Six months after opening a brick-and-mortar location of their Humble Revelry food trailer at 197 Route 7 in Milton, chefs and business partners Andrew Gonyon and Michael Ummarino have divided the daily menu between them. Gonyon and his wife, Tennille McGregor, have also launched a monthly Better Days Supper Club, the second of which will celebrate Black History Month on February 22.
The New England Culinary Institute-trained Ummarino, 38, runs the rotating daily lunch menu, which might feature a chicken salad sandwich with a cup of tomato bisque or a local beef patty with housemade local pork sausage, a local egg and cheese, served with hand-cut fries.

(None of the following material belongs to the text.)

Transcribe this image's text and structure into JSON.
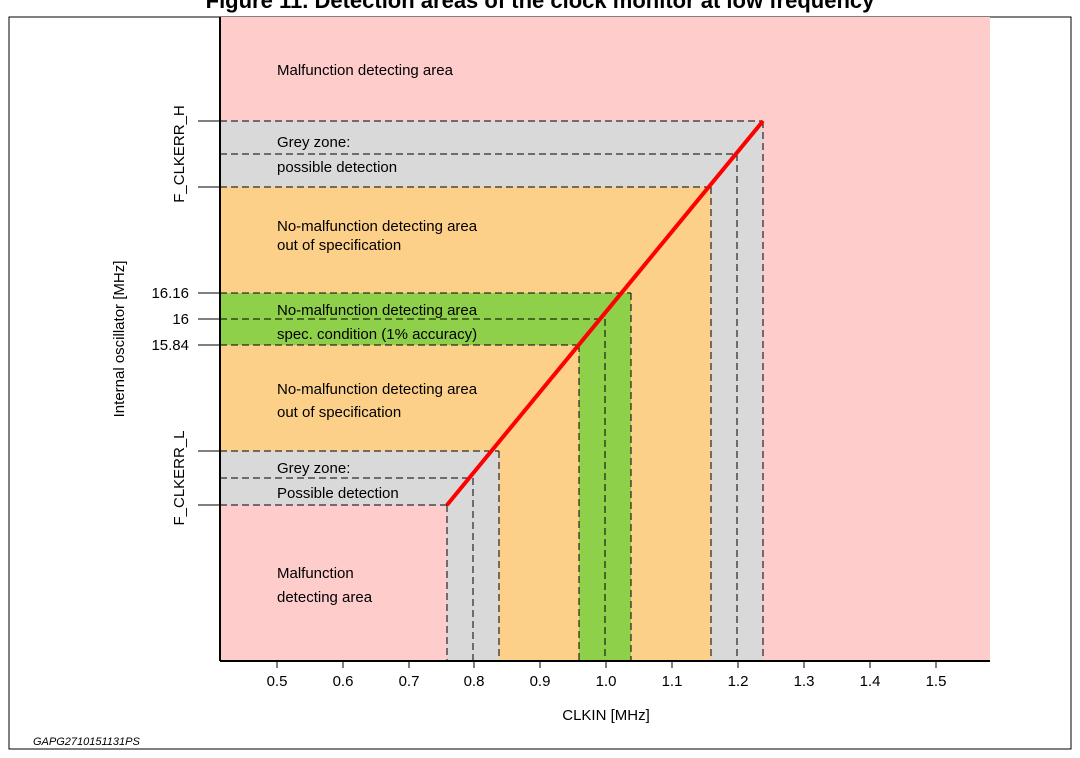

Gonyon, 44, who is known as “Chef Pops” and has worked in kitchens since his teen years, focuses on dinner: macaroni and three cheeses topped with house barbecue and house ranch sauces; or fried, cornmeal-crusted cod fillets with fries. He also offers specials, such as spaghetti all’assassina: spicy, charred spaghetti with tomato sauce, ground local beef and a local poached egg.
Asked where the business’ name comes from, Gonyon recalled with a chuckle that a chef and mentor once advised him “to humble myself.” Ummarino’s wife added the word “revelry” to make it feel like a party.
For the February Better Days Supper Club dinner, Gonyon, who is a seventh-generation Black Vermonter, has created a seven-course prix-fixe menu, which must be reserved ahead for $100 or $175 per couple. Dishes include shrimp and grits and West African-style beef cheeks with jollof rice in the form of Italian arancini.
Humble Revelry serves lunch Tuesday through Friday, noon to 4 p.m., followed by dinner until 8 p.m., with table service all day. Both menus are served simultaneously on Saturday from noon to 8 p.m.
This article appears in Feb 5-11, 2025.